Le Coach, le Manager et la Décision
Le coaching individuel en entreprise se concentre par définition, sur le coaché. Ce parti pris s’exprime au moyen d’une définition préalable des objectifs de développement personnel que le coaché devra avoir atteint au terme du coaching pour un meilleur exercice de ses fonctions.
Généralement, ces objectifs relèvent deux catégories : psychologiques et managériaux. Psychologiques : amélioration du relationnel, stabilisation de l’émotionnel, gestion du stress… ; managériaux : développement du leadership, de l’efficience, gestion des priorités… Il arrive que le coaching ait un objectif de pilotage de carrière : prise de fonction, mise en perspective de la trajectoire professionnelle ; ou stratégique : positionnement du coaché dans l’organisation, préparation à des enjeux forts, pilotage d’une transformation…
Quelle que soit la situation, le manager aura à décider et pour autant qu’il soit rationnel, le manager décidera de sorte à ce que son choix lui procure un bénéfice optimal. Bien souvent cependant, le résultat de l’action n’est pas connu du manager en toute certitude.
Comment s’y prend-il alors pour arrêter son choix ? La théorie nous dit que la décision optimale est égale au produit de la probabilité de la situation envisagée par la valeur accordée à l’utilité de l’action. Dans l’exemple suivant trop simple, si une situation a une chance sur deux de se produire (0,5) et que l’utilité de l’action est nulle (0), la décision conduisant à la situation envisagée a, comme on peut s’en douter, une valeur de 0,5 x 0 = 0.
Mais au moment du calcul, tout se complique. Regardons le premier facteur du produit : la situation. La probabilité attribuée à la situation est-elle bien une probabilité intrinsèque, objective, ou bien ne serait-elle pas plutôt le reflet de convictions toutes subjectives ?
Prenons maintenant le second facteur : l’utilité. Sous son air innocent, l’utilité cache un tempérament complexe. Confronté à l’incertitude, il n’est pas certain que le manager fonde résolument sa décision sur le seul calcul des probabilités d’obtenir le gain le meilleur. Son aversion au risque, le poids des usages, la façon dont le problème est posé influence la perception de l’utilité.
Nous savons qu’il existe un déterminisme culturel de la décision. Avec l’aide du mathématicien André Weil, Lévi-Strauss montra que le choix du conjoint est régulé en conformité avec le déterminisme algébrique de la théorie mathématique des groupes (Levi-Strauss, Les structures élémentaires de la parenté). Il existe un déterminisme inconscient des choix de vie. Freud a mis en évidence que de puissantes forces inconscientes suscitées par le refoulement de blessures narcissiques entraînent pour l’individu la répétition de choix qui s’imposent à lui avec la force du destin (Freud, Au-delà du principe de plaisir).
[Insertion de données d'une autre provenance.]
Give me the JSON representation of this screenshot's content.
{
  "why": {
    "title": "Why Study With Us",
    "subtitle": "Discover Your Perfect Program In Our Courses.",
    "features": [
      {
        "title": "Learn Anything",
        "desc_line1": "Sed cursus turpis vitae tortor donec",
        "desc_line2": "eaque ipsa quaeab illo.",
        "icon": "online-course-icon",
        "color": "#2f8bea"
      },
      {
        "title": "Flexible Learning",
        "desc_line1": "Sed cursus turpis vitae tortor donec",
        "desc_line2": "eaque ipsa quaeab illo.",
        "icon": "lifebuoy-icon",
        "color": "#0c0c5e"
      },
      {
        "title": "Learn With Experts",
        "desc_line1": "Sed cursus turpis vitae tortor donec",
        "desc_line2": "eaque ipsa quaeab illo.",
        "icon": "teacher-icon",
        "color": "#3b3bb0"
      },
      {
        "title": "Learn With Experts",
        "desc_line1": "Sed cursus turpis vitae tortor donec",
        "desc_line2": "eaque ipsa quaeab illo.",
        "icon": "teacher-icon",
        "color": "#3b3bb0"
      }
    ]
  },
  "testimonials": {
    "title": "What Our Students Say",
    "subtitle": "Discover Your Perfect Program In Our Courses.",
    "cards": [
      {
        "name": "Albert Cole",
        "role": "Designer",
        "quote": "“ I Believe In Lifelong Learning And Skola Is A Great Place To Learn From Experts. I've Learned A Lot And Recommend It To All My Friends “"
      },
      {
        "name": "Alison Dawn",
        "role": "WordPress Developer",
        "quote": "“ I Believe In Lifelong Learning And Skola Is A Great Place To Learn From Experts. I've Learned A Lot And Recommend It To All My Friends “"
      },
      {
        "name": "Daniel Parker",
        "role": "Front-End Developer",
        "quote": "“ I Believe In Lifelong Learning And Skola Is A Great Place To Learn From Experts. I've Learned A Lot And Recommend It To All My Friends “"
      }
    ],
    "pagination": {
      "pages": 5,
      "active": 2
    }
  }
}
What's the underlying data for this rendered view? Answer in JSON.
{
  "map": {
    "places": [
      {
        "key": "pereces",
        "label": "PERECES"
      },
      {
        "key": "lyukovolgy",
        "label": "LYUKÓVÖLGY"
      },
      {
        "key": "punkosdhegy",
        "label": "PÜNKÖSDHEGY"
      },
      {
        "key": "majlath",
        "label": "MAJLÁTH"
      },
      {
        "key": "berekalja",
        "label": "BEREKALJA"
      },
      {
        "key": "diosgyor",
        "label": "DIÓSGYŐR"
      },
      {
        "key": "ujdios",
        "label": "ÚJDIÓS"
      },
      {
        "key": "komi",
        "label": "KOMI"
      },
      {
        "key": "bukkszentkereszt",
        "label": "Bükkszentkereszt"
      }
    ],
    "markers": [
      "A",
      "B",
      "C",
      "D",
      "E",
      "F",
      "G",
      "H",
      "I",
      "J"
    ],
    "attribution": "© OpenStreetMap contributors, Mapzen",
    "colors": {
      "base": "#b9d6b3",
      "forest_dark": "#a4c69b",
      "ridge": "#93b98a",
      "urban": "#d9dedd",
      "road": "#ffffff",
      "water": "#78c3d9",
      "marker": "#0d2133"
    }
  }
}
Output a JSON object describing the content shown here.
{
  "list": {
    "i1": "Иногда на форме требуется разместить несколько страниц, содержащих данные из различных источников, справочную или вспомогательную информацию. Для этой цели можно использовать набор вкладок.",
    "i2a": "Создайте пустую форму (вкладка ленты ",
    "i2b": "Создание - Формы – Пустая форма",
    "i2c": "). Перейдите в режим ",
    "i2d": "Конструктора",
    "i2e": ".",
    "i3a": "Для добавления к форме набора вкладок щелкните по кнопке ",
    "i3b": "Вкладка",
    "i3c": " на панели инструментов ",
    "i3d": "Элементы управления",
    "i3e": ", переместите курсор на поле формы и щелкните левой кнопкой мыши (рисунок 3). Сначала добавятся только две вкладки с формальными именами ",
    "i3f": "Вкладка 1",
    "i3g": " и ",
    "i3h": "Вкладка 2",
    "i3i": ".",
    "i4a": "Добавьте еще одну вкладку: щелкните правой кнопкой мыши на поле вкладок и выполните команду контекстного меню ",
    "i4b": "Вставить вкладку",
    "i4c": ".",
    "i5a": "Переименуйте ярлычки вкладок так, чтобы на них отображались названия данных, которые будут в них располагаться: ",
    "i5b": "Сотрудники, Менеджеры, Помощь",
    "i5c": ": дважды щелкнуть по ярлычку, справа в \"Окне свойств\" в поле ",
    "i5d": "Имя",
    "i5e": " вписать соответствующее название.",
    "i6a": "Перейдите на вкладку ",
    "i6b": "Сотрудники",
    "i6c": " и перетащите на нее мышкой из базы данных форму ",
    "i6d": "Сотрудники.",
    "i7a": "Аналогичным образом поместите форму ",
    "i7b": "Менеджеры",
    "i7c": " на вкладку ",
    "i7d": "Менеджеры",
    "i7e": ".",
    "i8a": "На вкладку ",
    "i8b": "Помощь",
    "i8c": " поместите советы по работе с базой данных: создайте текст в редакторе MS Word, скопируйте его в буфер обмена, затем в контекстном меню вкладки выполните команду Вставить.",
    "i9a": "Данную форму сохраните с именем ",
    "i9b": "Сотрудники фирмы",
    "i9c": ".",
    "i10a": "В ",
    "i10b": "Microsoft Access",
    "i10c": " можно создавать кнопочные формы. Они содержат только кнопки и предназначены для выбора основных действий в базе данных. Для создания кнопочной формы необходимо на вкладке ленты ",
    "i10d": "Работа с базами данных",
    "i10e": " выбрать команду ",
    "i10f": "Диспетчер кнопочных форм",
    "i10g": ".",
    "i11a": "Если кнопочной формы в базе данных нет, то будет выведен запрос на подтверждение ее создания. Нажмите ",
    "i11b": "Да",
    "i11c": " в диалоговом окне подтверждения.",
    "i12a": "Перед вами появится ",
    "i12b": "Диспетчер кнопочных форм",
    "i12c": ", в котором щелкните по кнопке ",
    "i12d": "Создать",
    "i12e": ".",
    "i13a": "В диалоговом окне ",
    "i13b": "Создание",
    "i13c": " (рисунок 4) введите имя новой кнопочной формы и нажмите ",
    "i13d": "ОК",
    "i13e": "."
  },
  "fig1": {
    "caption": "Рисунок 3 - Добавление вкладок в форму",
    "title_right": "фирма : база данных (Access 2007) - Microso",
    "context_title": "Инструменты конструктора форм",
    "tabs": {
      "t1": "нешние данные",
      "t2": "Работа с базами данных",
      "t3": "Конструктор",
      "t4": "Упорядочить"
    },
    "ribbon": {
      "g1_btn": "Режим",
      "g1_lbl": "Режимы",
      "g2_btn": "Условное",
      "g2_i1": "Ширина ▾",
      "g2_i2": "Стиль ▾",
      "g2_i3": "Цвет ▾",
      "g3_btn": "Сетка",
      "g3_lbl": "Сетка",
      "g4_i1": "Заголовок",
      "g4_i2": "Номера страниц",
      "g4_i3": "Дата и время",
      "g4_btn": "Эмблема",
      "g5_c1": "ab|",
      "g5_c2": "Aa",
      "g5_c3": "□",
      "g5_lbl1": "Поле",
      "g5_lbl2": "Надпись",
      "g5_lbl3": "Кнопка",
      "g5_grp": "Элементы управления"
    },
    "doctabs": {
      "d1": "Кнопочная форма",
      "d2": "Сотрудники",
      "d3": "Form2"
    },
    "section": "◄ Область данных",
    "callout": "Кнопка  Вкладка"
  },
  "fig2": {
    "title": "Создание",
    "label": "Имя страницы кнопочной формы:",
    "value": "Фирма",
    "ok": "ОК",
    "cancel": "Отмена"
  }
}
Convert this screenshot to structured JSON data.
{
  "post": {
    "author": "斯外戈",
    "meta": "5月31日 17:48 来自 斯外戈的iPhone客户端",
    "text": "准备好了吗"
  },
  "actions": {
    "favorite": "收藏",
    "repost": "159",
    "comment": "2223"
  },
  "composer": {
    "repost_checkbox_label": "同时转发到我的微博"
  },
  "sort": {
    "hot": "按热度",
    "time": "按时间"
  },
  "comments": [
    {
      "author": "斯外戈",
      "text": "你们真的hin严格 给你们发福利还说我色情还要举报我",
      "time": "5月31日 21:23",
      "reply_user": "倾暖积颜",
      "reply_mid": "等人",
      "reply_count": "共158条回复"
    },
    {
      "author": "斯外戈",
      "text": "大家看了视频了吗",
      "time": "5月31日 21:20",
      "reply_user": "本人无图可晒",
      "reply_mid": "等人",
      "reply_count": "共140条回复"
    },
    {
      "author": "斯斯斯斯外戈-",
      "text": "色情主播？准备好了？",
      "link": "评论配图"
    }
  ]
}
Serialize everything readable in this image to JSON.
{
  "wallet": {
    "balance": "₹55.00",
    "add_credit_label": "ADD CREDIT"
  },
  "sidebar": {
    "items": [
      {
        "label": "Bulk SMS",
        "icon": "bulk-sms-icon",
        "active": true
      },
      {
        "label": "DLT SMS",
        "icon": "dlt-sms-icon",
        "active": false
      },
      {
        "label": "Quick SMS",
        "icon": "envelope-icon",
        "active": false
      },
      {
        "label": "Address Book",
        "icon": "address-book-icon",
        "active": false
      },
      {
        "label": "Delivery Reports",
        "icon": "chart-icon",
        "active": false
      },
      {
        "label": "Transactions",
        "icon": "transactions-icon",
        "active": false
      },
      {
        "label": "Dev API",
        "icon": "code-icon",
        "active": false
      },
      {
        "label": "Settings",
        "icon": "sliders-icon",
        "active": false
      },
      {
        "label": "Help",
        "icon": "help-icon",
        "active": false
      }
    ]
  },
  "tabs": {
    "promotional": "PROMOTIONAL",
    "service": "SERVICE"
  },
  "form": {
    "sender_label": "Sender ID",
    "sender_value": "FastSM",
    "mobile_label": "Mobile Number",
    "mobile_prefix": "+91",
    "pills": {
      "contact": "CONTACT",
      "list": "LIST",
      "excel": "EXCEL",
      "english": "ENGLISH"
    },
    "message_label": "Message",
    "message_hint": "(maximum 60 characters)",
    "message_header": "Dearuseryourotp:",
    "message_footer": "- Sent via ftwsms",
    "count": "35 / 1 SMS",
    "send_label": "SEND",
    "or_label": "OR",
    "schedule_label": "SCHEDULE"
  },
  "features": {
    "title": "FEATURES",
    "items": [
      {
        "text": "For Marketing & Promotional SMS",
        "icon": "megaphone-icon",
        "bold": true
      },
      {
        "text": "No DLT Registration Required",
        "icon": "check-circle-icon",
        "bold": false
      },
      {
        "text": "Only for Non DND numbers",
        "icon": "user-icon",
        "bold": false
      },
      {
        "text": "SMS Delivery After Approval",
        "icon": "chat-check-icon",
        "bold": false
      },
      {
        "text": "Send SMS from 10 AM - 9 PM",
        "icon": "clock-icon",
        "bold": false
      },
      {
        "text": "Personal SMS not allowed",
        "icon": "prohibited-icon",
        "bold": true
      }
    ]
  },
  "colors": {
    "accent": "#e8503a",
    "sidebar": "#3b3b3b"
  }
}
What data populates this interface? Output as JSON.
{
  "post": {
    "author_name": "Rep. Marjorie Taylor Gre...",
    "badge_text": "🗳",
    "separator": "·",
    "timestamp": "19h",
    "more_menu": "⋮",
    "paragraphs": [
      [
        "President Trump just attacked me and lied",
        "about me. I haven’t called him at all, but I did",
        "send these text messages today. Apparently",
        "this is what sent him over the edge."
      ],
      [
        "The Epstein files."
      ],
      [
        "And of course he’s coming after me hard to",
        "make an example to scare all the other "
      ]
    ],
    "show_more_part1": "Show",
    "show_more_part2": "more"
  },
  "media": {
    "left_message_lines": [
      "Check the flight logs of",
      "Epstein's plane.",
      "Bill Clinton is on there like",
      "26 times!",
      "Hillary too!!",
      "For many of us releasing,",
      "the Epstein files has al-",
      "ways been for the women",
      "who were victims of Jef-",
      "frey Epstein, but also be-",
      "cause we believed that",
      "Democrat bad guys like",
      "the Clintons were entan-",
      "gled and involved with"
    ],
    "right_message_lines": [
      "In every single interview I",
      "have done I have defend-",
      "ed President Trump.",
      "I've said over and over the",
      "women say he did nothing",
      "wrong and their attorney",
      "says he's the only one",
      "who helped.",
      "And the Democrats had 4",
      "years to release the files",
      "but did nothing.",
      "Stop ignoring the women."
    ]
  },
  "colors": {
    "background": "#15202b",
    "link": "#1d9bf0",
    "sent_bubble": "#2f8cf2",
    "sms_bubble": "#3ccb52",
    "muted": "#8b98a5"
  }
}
Herbert Simon, Prix Nobel d’Economie 1978, relève que l’individu ne dispose que d’une connaissance imparfaite de son environnement. Il ne possède pas les capacités psychiques qui lui permettraient de calculer toutes les options possibles avant de décider. En pratique, il met un terme à sa réflexion dès lors qu’il estime subjectivement être parvenu à une solution satisfaisante. L’individu agit certes de façon rationnelle, mais dans la limite de ses moyens d’investigation. C’est la notion de rationalité limitée (H. Simon, Administrative Behavior).
Il s’ensuit que le manager a une vision imprécise, voire contradictoire de ce qu’il recherche. Comme la plupart des acteurs dans une organisation, l’un de ses principaux moteurs est la quête de l’autonomie. Il n’est pas nécessaire que cette quête soit réellement consciente pour être à l’œuvre. Cependant, ses interactions avec les logiques d’action des autres acteurs créent des effets de système souvent subtils qui s’imposent d’autant plus à tous que leur existence demeure invisible (Crozier / Friedberg, L’acteur et le système).
Parce que la rationalité limitée reste un impensé de l’organisation, les acteurs en viennent souvent à confondre le symptôme avec le problème, ce qui est visible avec ce qui est en jeu. Tel coaching sera initié au motif d’une communication défectueuse du manager, d’un leadership à la peine, d’un relationnel difficile, tel autre pour sécuriser une prise de fonction… Tous les regards se tournent vers le coaché. Formalisant la demande, il sera assigné aux objectifs du coaching d’approfondir l’alignement du manager avec les orientations de l’organisation, de travailler les comportements et les valeurs.
Il appartient au coach de détourner son regard du doigt pour le pointer vers la lune.